Ucraina attacca nave iraniana nel Mar Caspio, Teheran minaccia conseguenze imprevedibili

L’Ucraina ha colpito con droni una nave iraniana nel Mar Caspio. Teheran convoca l’incaricato d’affari ucraino e promette ritorsioni, denunciando un “atto illegale e criminale”.

Polizia iraniana davanti al ministero degli Esteri, tensione diplomatica tra Iran e Ucraina
Polizia iraniana davanti al ministero degli Esteri, tensione diplomatica tra Iran e…

L’Ucraina ha colpito con droni una nave iraniana nel Mar Caspio utilizzata per il trasporto di materiale bellico tra Iran e Russia. L’attacco ha provocato l’esplosione del natante, con conseguente morte di un marinaio e ferimento di altri elementi dell’equipaggio secondo quanto riporta agi.it. La reazione di Teheran non si è fatta attendere: il ministero degli Esteri iraniano ha convocato sabato scorso l’incaricato d’affari ucraino a cui è stato rimproverato questo che viene definito un “atto ostile e criminale”.

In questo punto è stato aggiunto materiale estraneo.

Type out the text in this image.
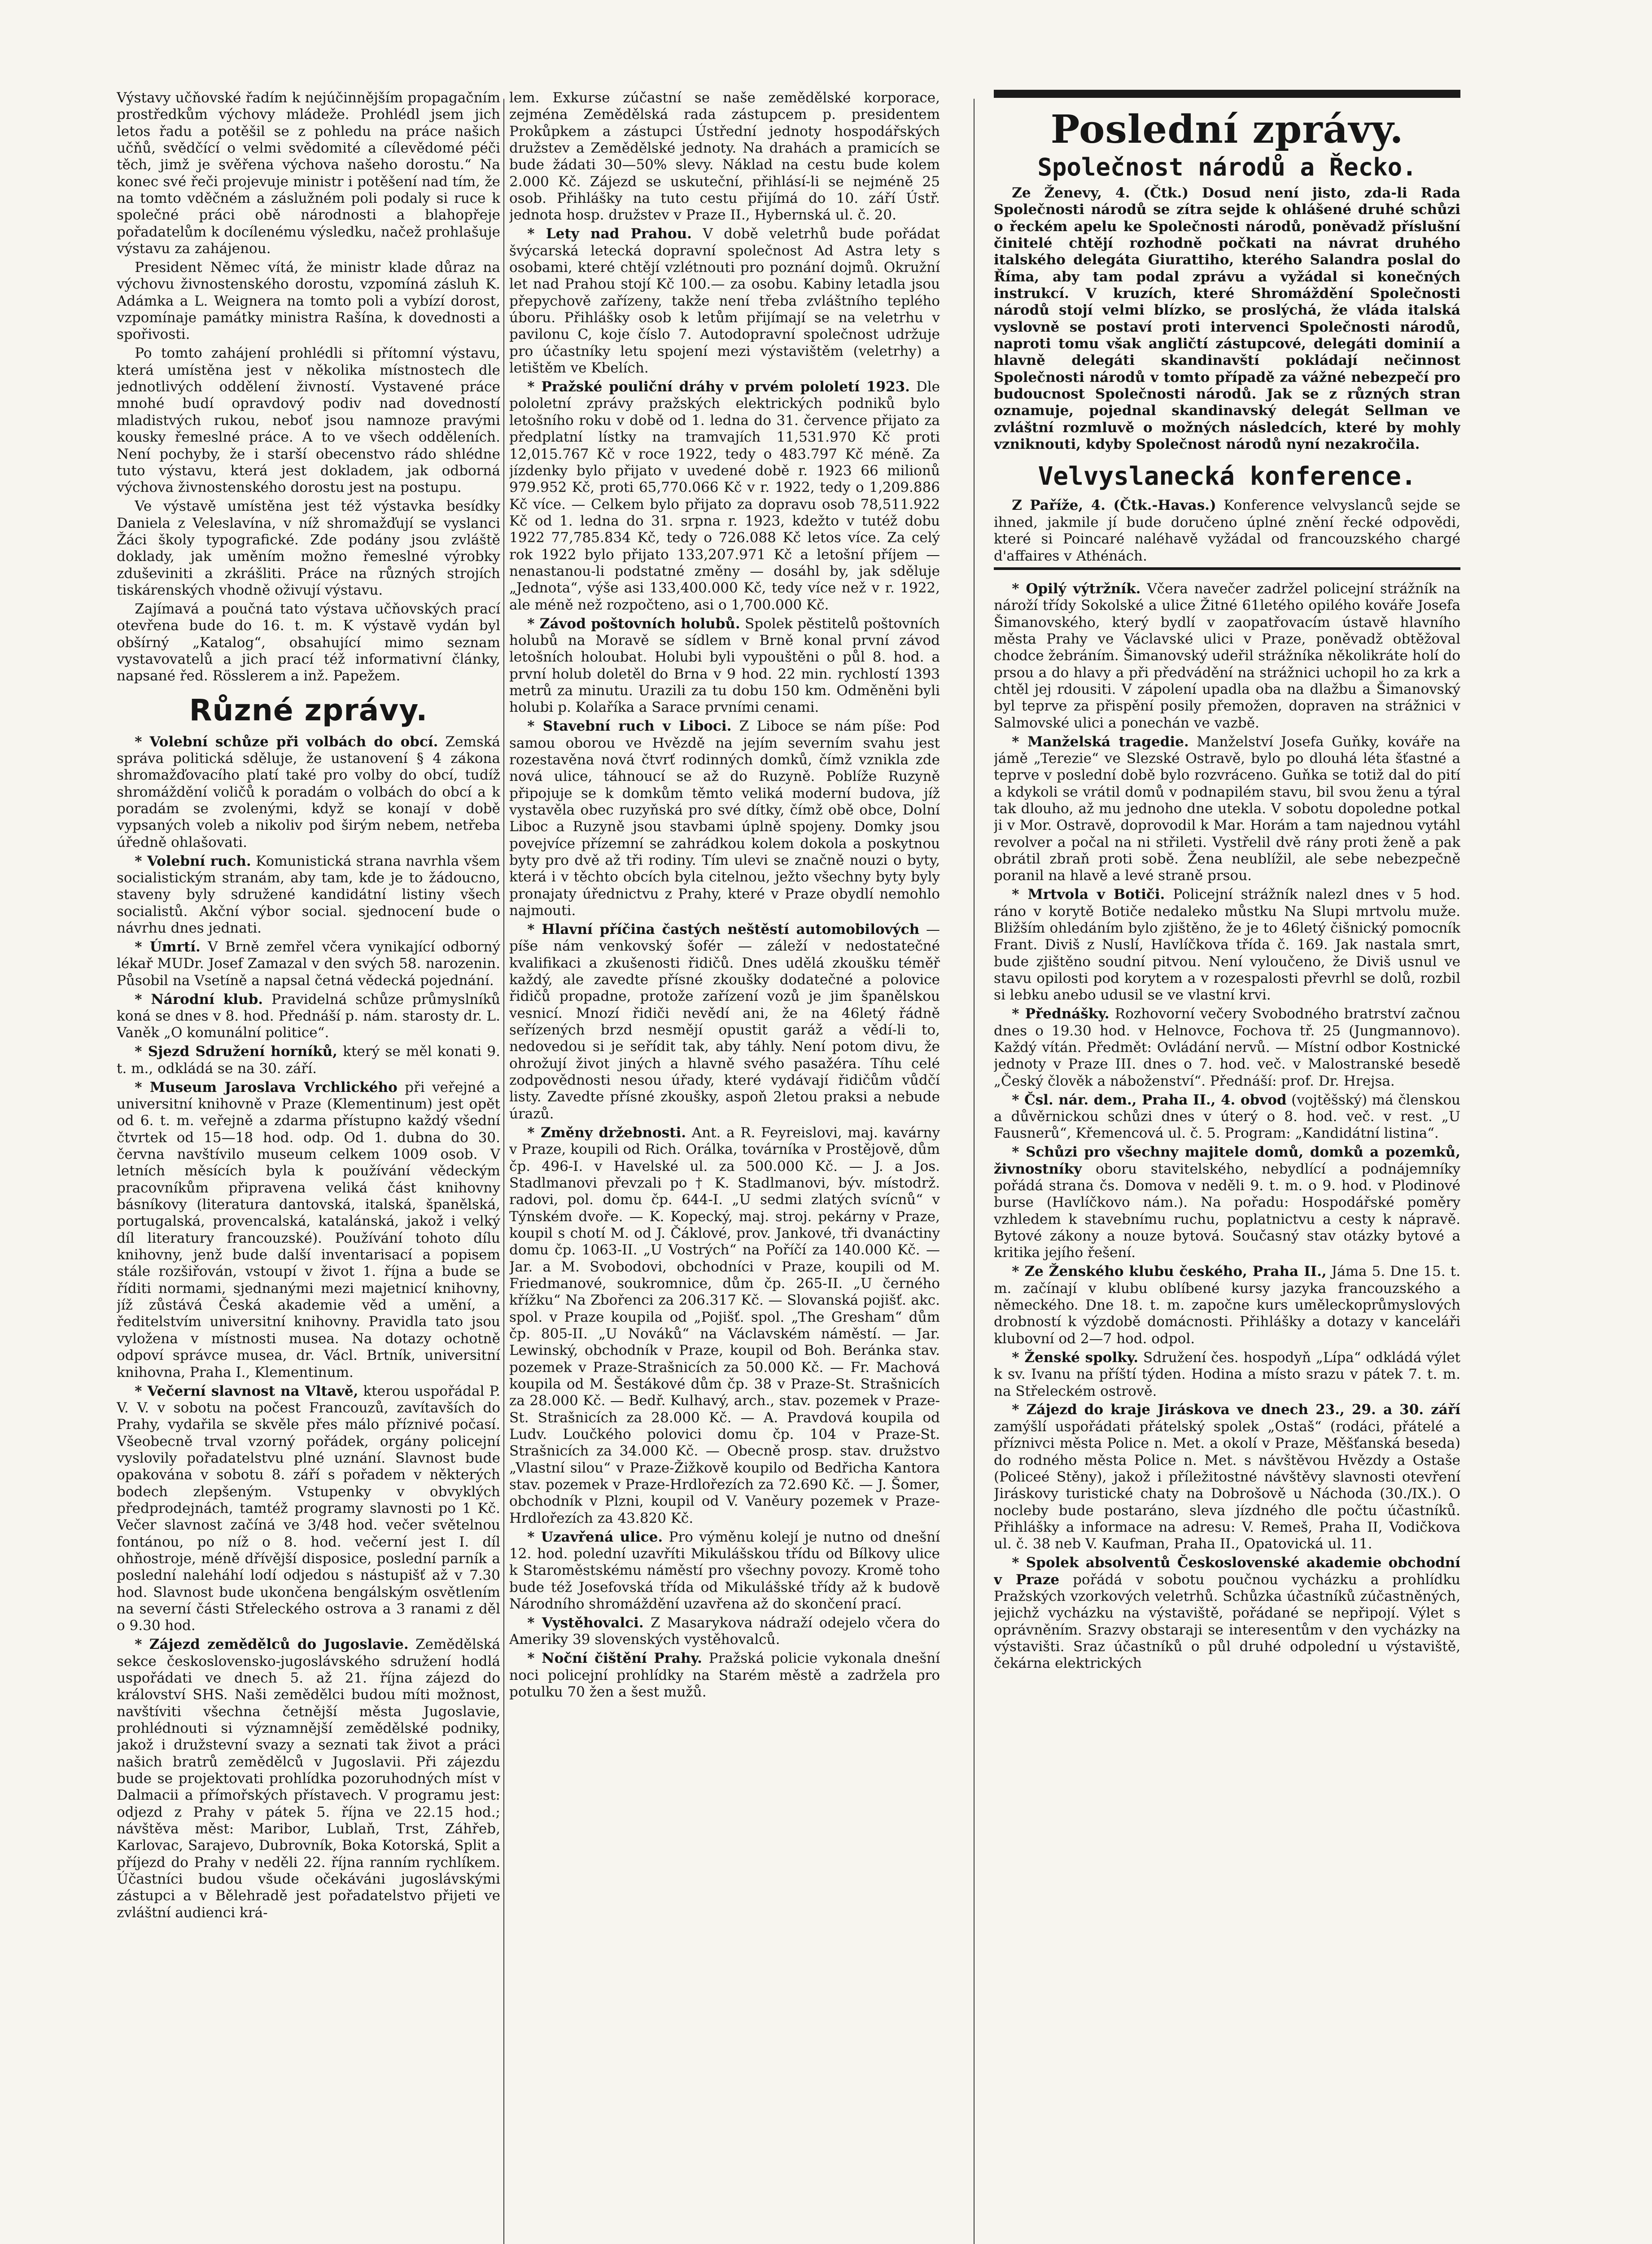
Výstavy učňovské řadím k nejúčinnějším propagačním prostředkům výchovy mládeže. Prohlédl jsem jich letos řadu a potěšil se z pohledu na práce našich učňů, svědčící o velmi svědomité a cílevědomé péči těch, jimž je svěřena výchova našeho dorostu.“ Na konec své řeči projevuje ministr i potěšení nad tím, že na tomto vděčném a záslužném poli podaly si ruce k společné práci obě národnosti a blahopřeje pořadatelům k docílenému výsledku, načež prohlašuje výstavu za zahájenou.

President Němec vítá, že ministr klade důraz na výchovu živnostenského dorostu, vzpomíná zásluh K. Adámka a L. Weignera na tomto poli a vybízí dorost, vzpomínaje památky ministra Rašína, k dovednosti a spořivosti.

Po tomto zahájení prohlédli si přítomní výstavu, která umístěna jest v několika místnostech dle jednotlivých oddělení živností. Vystavené práce mnohé budí opravdový podiv nad dovedností mladistvých rukou, neboť jsou namnoze pravými kousky řemeslné práce. A to ve všech odděleních. Není pochyby, že i starší obecenstvo rádo shlédne tuto výstavu, která jest dokladem, jak odborná výchova živnostenského dorostu jest na postupu.

Ve výstavě umístěna jest též výstavka besídky Daniela z Veleslavína, v níž shromažďují se vyslanci Žáci školy typografické. Zde podány jsou zvláště doklady, jak uměním možno řemeslné výrobky zduševiniti a zkrášliti. Práce na různých strojích tiskárenských vhodně oživují výstavu.

Zajímavá a poučná tato výstava učňovských prací otevřena bude do 16. t. m. K výstavě vydán byl obšírný „Katalog“, obsahující mimo seznam vystavovatelů a jich prací též informativní články, napsané řed. Rösslerem a inž. Papežem.

Různé zprávy.

* Volební schůze při volbách do obcí. Zemská správa politická sděluje, že ustanovení § 4 zákona shromažďovacího platí také pro volby do obcí, tudíž shromáždění voličů k poradám o volbách do obcí a k poradám se zvolenými, když se konají v době vypsaných voleb a nikoliv pod širým nebem, netřeba úředně ohlašovati.

* Volební ruch. Komunistická strana navrhla všem socialistickým stranám, aby tam, kde je to žádoucno, staveny byly sdružené kandidátní listiny všech socialistů. Akční výbor social. sjednocení bude o návrhu dnes jednati.

* Úmrtí. V Brně zemřel včera vynikající odborný lékař MUDr. Josef Zamazal v den svých 58. narozenin. Působil na Vsetíně a napsal četná vědecká pojednání.

* Národní klub. Pravidelná schůze průmyslníků koná se dnes v 8. hod. Přednáší p. nám. starosty dr. L. Vaněk „O komunální politice“.

* Sjezd Sdružení horníků, který se měl konati 9. t. m., odkládá se na 30. září.

* Museum Jaroslava Vrchlického při veřejné a universitní knihovně v Praze (Klementinum) jest opět od 6. t. m. veřejně a zdarma přístupno každý všední čtvrtek od 15—18 hod. odp. Od 1. dubna do 30. června navštívilo museum celkem 1009 osob. V letních měsících byla k používání vědeckým pracovníkům připravena veliká část knihovny básníkovy (literatura dantovská, italská, španělská, portugalská, provencalská, katalánská, jakož i velký díl literatury francouzské). Používání tohoto dílu knihovny, jenž bude další inventarisací a popisem stále rozšiřován, vstoupí v život 1. října a bude se říditi normami, sjednanými mezi majetnicí knihovny, jíž zůstává Česká akademie věd a umění, a ředitelstvím universitní knihovny. Pravidla tato jsou vyložena v místnosti musea. Na dotazy ochotně odpoví správce musea, dr. Václ. Brtník, universitní knihovna, Praha I., Klementinum.

* Večerní slavnost na Vltavě, kterou uspořádal P. V. V. v sobotu na počest Francouzů, zavítavších do Prahy, vydařila se skvěle přes málo příznivé počasí. Všeobecně trval vzorný pořádek, orgány policejní vyslovily pořadatelstvu plné uznání. Slavnost bude opakována v sobotu 8. září s pořadem v některých bodech zlepšeným. Vstupenky v obvyklých předprodejnách, tamtéž programy slavnosti po 1 Kč. Večer slavnost začíná ve 3/48 hod. večer světelnou fontánou, po níž o 8. hod. večerní jest I. díl ohňostroje, méně dřívější disposice, poslední parník a poslední naleháhí lodí odjedou s nástupišť až v 7.30 hod. Slavnost bude ukončena bengálským osvětlením na severní části Střeleckého ostrova a 3 ranami z děl o 9.30 hod.

* Zájezd zemědělců do Jugoslavie. Zemědělská sekce československo-jugoslávského sdružení hodlá uspořádati ve dnech 5. až 21. října zájezd do království SHS. Naši zemědělci budou míti možnost, navštíviti všechna četnější města Jugoslavie, prohlédnouti si významnější zemědělské podniky, jakož i družstevní svazy a seznati tak život a práci našich bratrů zemědělců v Jugoslavii. Při zájezdu bude se projektovati prohlídka pozoruhodných míst v Dalmacii a přímořských přístavech. V programu jest: odjezd z Prahy v pátek 5. října ve 22.15 hod.; návštěva měst: Maribor, Lublaň, Trst, Záhřeb, Karlovac, Sarajevo, Dubrovník, Boka Kotorská, Split a příjezd do Prahy v neděli 22. října ranním rychlíkem. Účastníci budou všude očekáváni jugoslávskými zástupci a v Bělehradě jest pořadatelstvo přijeti ve zvláštní audienci krá-

lem. Exkurse zúčastní se naše zemědělské korporace, zejména Zemědělská rada zástupcem p. presidentem Prokůpkem a zástupci Ústřední jednoty hospodářských družstev a Zemědělské jednoty. Na drahách a pramicích se bude žádati 30—50% slevy. Náklad na cestu bude kolem 2.000 Kč. Zájezd se uskuteční, přihlásí-li se nejméně 25 osob. Přihlášky na tuto cestu přijímá do 10. září Ústř. jednota hosp. družstev v Praze II., Hybernská ul. č. 20.

* Lety nad Prahou. V době veletrhů bude pořádat švýcarská letecká dopravní společnost Ad Astra lety s osobami, které chtějí vzlétnouti pro poznání dojmů. Okružní let nad Prahou stojí Kč 100.— za osobu. Kabiny letadla jsou přepychově zařízeny, takže není třeba zvláštního teplého úboru. Přihlášky osob k letům přijímají se na veletrhu v pavilonu C, koje číslo 7. Autodopravní společnost udržuje pro účastníky letu spojení mezi výstavištěm (veletrhy) a letištěm ve Kbelích.

* Pražské pouliční dráhy v prvém pololetí 1923. Dle pololetní zprávy pražských elektrických podniků bylo letošního roku v době od 1. ledna do 31. července přijato za předplatní lístky na tramvajích 11,531.970 Kč proti 12,015.767 Kč v roce 1922, tedy o 483.797 Kč méně. Za jízdenky bylo přijato v uvedené době r. 1923 66 milionů 979.952 Kč, proti 65,770.066 Kč v r. 1922, tedy o 1,209.886 Kč více. — Celkem bylo přijato za dopravu osob 78,511.922 Kč od 1. ledna do 31. srpna r. 1923, kdežto v tutéž dobu 1922 77,785.834 Kč, tedy o 726.088 Kč letos více. Za celý rok 1922 bylo přijato 133,207.971 Kč a letošní příjem — nenastanou-li podstatné změny — dosáhl by, jak sděluje „Jednota“, výše asi 133,400.000 Kč, tedy více než v r. 1922, ale méně než rozpočteno, asi o 1,700.000 Kč.

* Závod poštovních holubů. Spolek pěstitelů poštovních holubů na Moravě se sídlem v Brně konal první závod letošních holoubat. Holubi byli vypouštěni o půl 8. hod. a první holub doletěl do Brna v 9 hod. 22 min. rychlostí 1393 metrů za minutu. Urazili za tu dobu 150 km. Odměněni byli holubi p. Kolaříka a Sarace prvními cenami.

* Stavební ruch v Liboci. Z Liboce se nám píše: Pod samou oborou ve Hvězdě na jejím severním svahu jest rozestavěna nová čtvrť rodinných domků, čímž vznikla zde nová ulice, táhnoucí se až do Ruzyně. Poblíže Ruzyně připojuje se k domkům těmto veliká moderní budova, jíž vystavěla obec ruzyňská pro své dítky, čímž obě obce, Dolní Liboc a Ruzyně jsou stavbami úplně spojeny. Domky jsou povejvíce přízemní se zahrádkou kolem dokola a poskytnou byty pro dvě až tři rodiny. Tím ulevi se značně nouzi o byty, která i v těchto obcích byla citelnou, ježto všechny byty byly pronajaty úřednictvu z Prahy, které v Praze obydlí nemohlo najmouti.

* Hlavní příčina častých neštěstí automobilových — píše nám venkovský šofér — záleží v nedostatečné kvalifikaci a zkušenosti řidičů. Dnes udělá zkoušku téměř každý, ale zavedte přísné zkoušky dodatečné a polovice řidičů propadne, protože zařízení vozů je jim španělskou vesnicí. Mnozí řidiči nevědí ani, že na 46letý řádně seřízených brzd nesmějí opustit garáž a vědí-li to, nedovedou si je seřídit tak, aby táhly. Není potom divu, že ohrožují život jiných a hlavně svého pasažéra. Tíhu celé zodpovědnosti nesou úřady, které vydávají řidičům vůdčí listy. Zavedte přísné zkoušky, aspoň 2letou praksi a nebude úrazů.

* Změny držebnosti. Ant. a R. Feyreislovi, maj. kavárny v Praze, koupili od Rich. Orálka, továrníka v Prostějově, dům čp. 496-I. v Havelské ul. za 500.000 Kč. — J. a Jos. Stadlmanovi převzali po † K. Stadlmanovi, býv. místodrž. radovi, pol. domu čp. 644-I. „U sedmi zlatých svícnů“ v Týnském dvoře. — K. Kopecký, maj. stroj. pekárny v Praze, koupil s chotí M. od J. Čáklové, prov. Jankové, tři dvanáctiny domu čp. 1063-II. „U Vostrých“ na Poříčí za 140.000 Kč. — Jar. a M. Svobodovi, obchodníci v Praze, koupili od M. Friedmanové, soukromnice, dům čp. 265-II. „U černého křížku“ Na Zbořenci za 206.317 Kč. — Slovanská pojišť. akc. spol. v Praze koupila od „Pojišť. spol. „The Gresham“ dům čp. 805-II. „U Nováků“ na Václavském náměstí. — Jar. Lewinský, obchodník v Praze, koupil od Boh. Beránka stav. pozemek v Praze-Strašnicích za 50.000 Kč. — Fr. Machová koupila od M. Šestákové dům čp. 38 v Praze-St. Strašnicích za 28.000 Kč. — Bedř. Kulhavý, arch., stav. pozemek v Praze-St. Strašnicích za 28.000 Kč. — A. Pravdová koupila od Ludv. Loučkého polovici domu čp. 104 v Praze-St. Strašnicích za 34.000 Kč. — Obecně prosp. stav. družstvo „Vlastní silou“ v Praze-Žižkově koupilo od Bedřicha Kantora stav. pozemek v Praze-Hrdlořezích za 72.690 Kč. — J. Šomer, obchodník v Plzni, koupil od V. Vaněury pozemek v Praze-Hrdlořezích za 43.820 Kč.

* Uzavřená ulice. Pro výměnu kolejí je nutno od dnešní 12. hod. polední uzavříti Mikulášskou třídu od Bílkovy ulice k Staroměstskému náměstí pro všechny povozy. Kromě toho bude též Josefovská třída od Mikulášské třídy až k budově Národního shromáždění uzavřena až do skončení prací.

* Vystěhovalci. Z Masarykova nádraží odejelo včera do Ameriky 39 slovenských vystěhovalců.

* Noční čištění Prahy. Pražská policie vykonala dnešní noci policejní prohlídky na Starém městě a zadržela pro potulku 70 žen a šest mužů.

Poslední zprávy.
Společnost národů a Řecko.

Ze Ženevy, 4. (Čtk.) Dosud není jisto, zda-li Rada Společnosti národů se zítra sejde k ohlášené druhé schůzi o řeckém apelu ke Společnosti národů, poněvadž příslušní činitelé chtějí rozhodně počkati na návrat druhého italského delegáta Giurattiho, kterého Salandra poslal do Říma, aby tam podal zprávu a vyžádal si konečných instrukcí. V kruzích, které Shromáždění Společnosti národů stojí velmi blízko, se proslýchá, že vláda italská vyslovně se postaví proti intervenci Společnosti národů, naproti tomu však angličtí zástupcové, delegáti dominií a hlavně delegáti skandinavští pokládají nečinnost Společnosti národů v tomto případě za vážné nebezpečí pro budoucnost Společnosti národů. Jak se z různých stran oznamuje, pojednal skandinavský delegát Sellman ve zvláštní rozmluvě o možných následcích, které by mohly vzniknouti, kdyby Společnost národů nyní nezakročila.

Velvyslanecká konference.

Z Paříže, 4. (Čtk.-Havas.) Konference velvyslanců sejde se ihned, jakmile jí bude doručeno úplné znění řecké odpovědi, které si Poincaré naléhavě vyžádal od francouzského chargé d'affaires v Athénách.

* Opilý výtržník. Včera navečer zadržel policejní strážník na nároží třídy Sokolské a ulice Žitné 61letého opilého kováře Josefa Šimanovského, který bydlí v zaopatřovacím ústavě hlavního města Prahy ve Václavské ulici v Praze, poněvadž obtěžoval chodce žebráním. Šimanovský udeřil strážníka několikráte holí do prsou a do hlavy a při předvádění na strážnici uchopil ho za krk a chtěl jej rdousiti. V zápolení upadla oba na dlažbu a Šimanovský byl teprve za přispění posily přemožen, dopraven na strážnici v Salmovské ulici a ponechán ve vazbě.

* Manželská tragedie. Manželství Josefa Guňky, kováře na jámě „Terezie“ ve Slezské Ostravě, bylo po dlouhá léta šťastné a teprve v poslední době bylo rozvráceno. Guňka se totiž dal do pití a kdykoli se vrátil domů v podnapilém stavu, bil svou ženu a týral tak dlouho, až mu jednoho dne utekla. V sobotu dopoledne potkal ji v Mor. Ostravě, doprovodil k Mar. Horám a tam najednou vytáhl revolver a počal na ni střileti. Vystřelil dvě rány proti ženě a pak obrátil zbraň proti sobě. Žena neublížil, ale sebe nebezpečně poranil na hlavě a levé straně prsou.

* Mrtvola v Botiči. Policejní strážník nalezl dnes v 5 hod. ráno v korytě Botiče nedaleko můstku Na Slupi mrtvolu muže. Bližším ohledáním bylo zjištěno, že je to 46letý čišnický pomocník Frant. Diviš z Nuslí, Havlíčkova třída č. 169. Jak nastala smrt, bude zjištěno soudní pitvou. Není vyloučeno, že Diviš usnul ve stavu opilosti pod korytem a v rozespalosti převrhl se dolů, rozbil si lebku anebo udusil se ve vlastní krvi.

* Přednášky. Rozhovorní večery Svobodného bratrství začnou dnes o 19.30 hod. v Helnovce, Fochova tř. 25 (Jungmannovo). Každý vítán. Předmět: Ovládání nervů. — Místní odbor Kostnické jednoty v Praze III. dnes o 7. hod. več. v Malostranské besedě „Český člověk a náboženství“. Přednáší: prof. Dr. Hrejsa.

* Čsl. nár. dem., Praha II., 4. obvod (vojtěšský) má členskou a důvěrnickou schůzi dnes v úterý o 8. hod. več. v rest. „U Fausnerů“, Křemencová ul. č. 5. Program: „Kandidátní listina“.

* Schůzi pro všechny majitele domů, domků a pozemků, živnostníky oboru stavitelského, nebydlící a podnájemníky pořádá strana čs. Domova v neděli 9. t. m. o 9. hod. v Plodinové burse (Havlíčkovo nám.). Na pořadu: Hospodářské poměry vzhledem k stavebnímu ruchu, poplatnictvu a cesty k nápravě. Bytové zákony a nouze bytová. Současný stav otázky bytové a kritika jejího řešení.

* Ze Ženského klubu českého, Praha II., Jáma 5. Dne 15. t. m. začínají v klubu oblíbené kursy jazyka francouzského a německého. Dne 18. t. m. započne kurs uměleckoprůmyslových drobností k výzdobě domácnosti. Přihlášky a dotazy v kanceláři klubovní od 2—7 hod. odpol.

* Ženské spolky. Sdružení čes. hospodyň „Lípa“ odkládá výlet k sv. Ivanu na příští týden. Hodina a místo srazu v pátek 7. t. m. na Střeleckém ostrově.

* Zájezd do kraje Jiráskova ve dnech 23., 29. a 30. září zamýšlí uspořádati přátelský spolek „Ostaš“ (rodáci, přátelé a příznivci města Police n. Met. a okolí v Praze, Měšťanská beseda) do rodného města Police n. Met. s návštěvou Hvězdy a Ostaše (Policeé Stěny), jakož i příležitostné návštěvy slavnosti otevření Jiráskovy turistické chaty na Dobrošově u Náchoda (30./IX.). O nocleby bude postaráno, sleva jízdného dle počtu účastníků. Přihlášky a informace na adresu: V. Remeš, Praha II, Vodičkova ul. č. 38 neb V. Kaufman, Praha II., Opatovická ul. 11.

* Spolek absolventů Československé akademie obchodní v Praze pořádá v sobotu poučnou vycházku a prohlídku Pražských vzorkových veletrhů. Schůzka účastníků zúčastněných, jejichž vycházku na výstaviště, pořádané se nepřipojí. Výlet s oprávněním. Srazvy obstaraji se interesentům v den vycházky na výstavišti. Sraz účastníků o půl druhé odpolední u výstaviště, čekárna elektrických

Il portavoce del ministero degli Esteri di Teheran, Esmaeil Baqaei, ha rilasciato una dichiarazione ufficiale durante una conferenza stampa nella quale ha definito l’attacco un “atto assolutamente illegale e ingiustificato”, contrario alla Carta delle Nazioni Unite. Baqaei ha aggiunto che l’operazione rappresenta un “pericoloso atto di avventurismo” che non resterà impunito.

Le minacce del regime iraniano

Teheran ha promesso che le conseguenze dell’azione ucraina “saranno certamente imprevedibili”, secondo quanto comunica agi.it. Il ministero degli Esteri ha sottolineato che “il regime ucraino deve certamente essere ritenuto responsabile” dell’accaduto, senza però fornire ulteriori dettagli sulle eventuali contromisure che verranno intraprese.

Dal canto suo, il servizio di Sicurezza di Kiev ha riferito di aver colpito navi mercantili soggette a sanzioni internazionali, impiegate per il trasporto di armamenti verso la Russia. L’operazione rientra nella strategia ucraina di interrompere i canali logistici che alimentano lo sforzo bellico russo nella guerra in corso.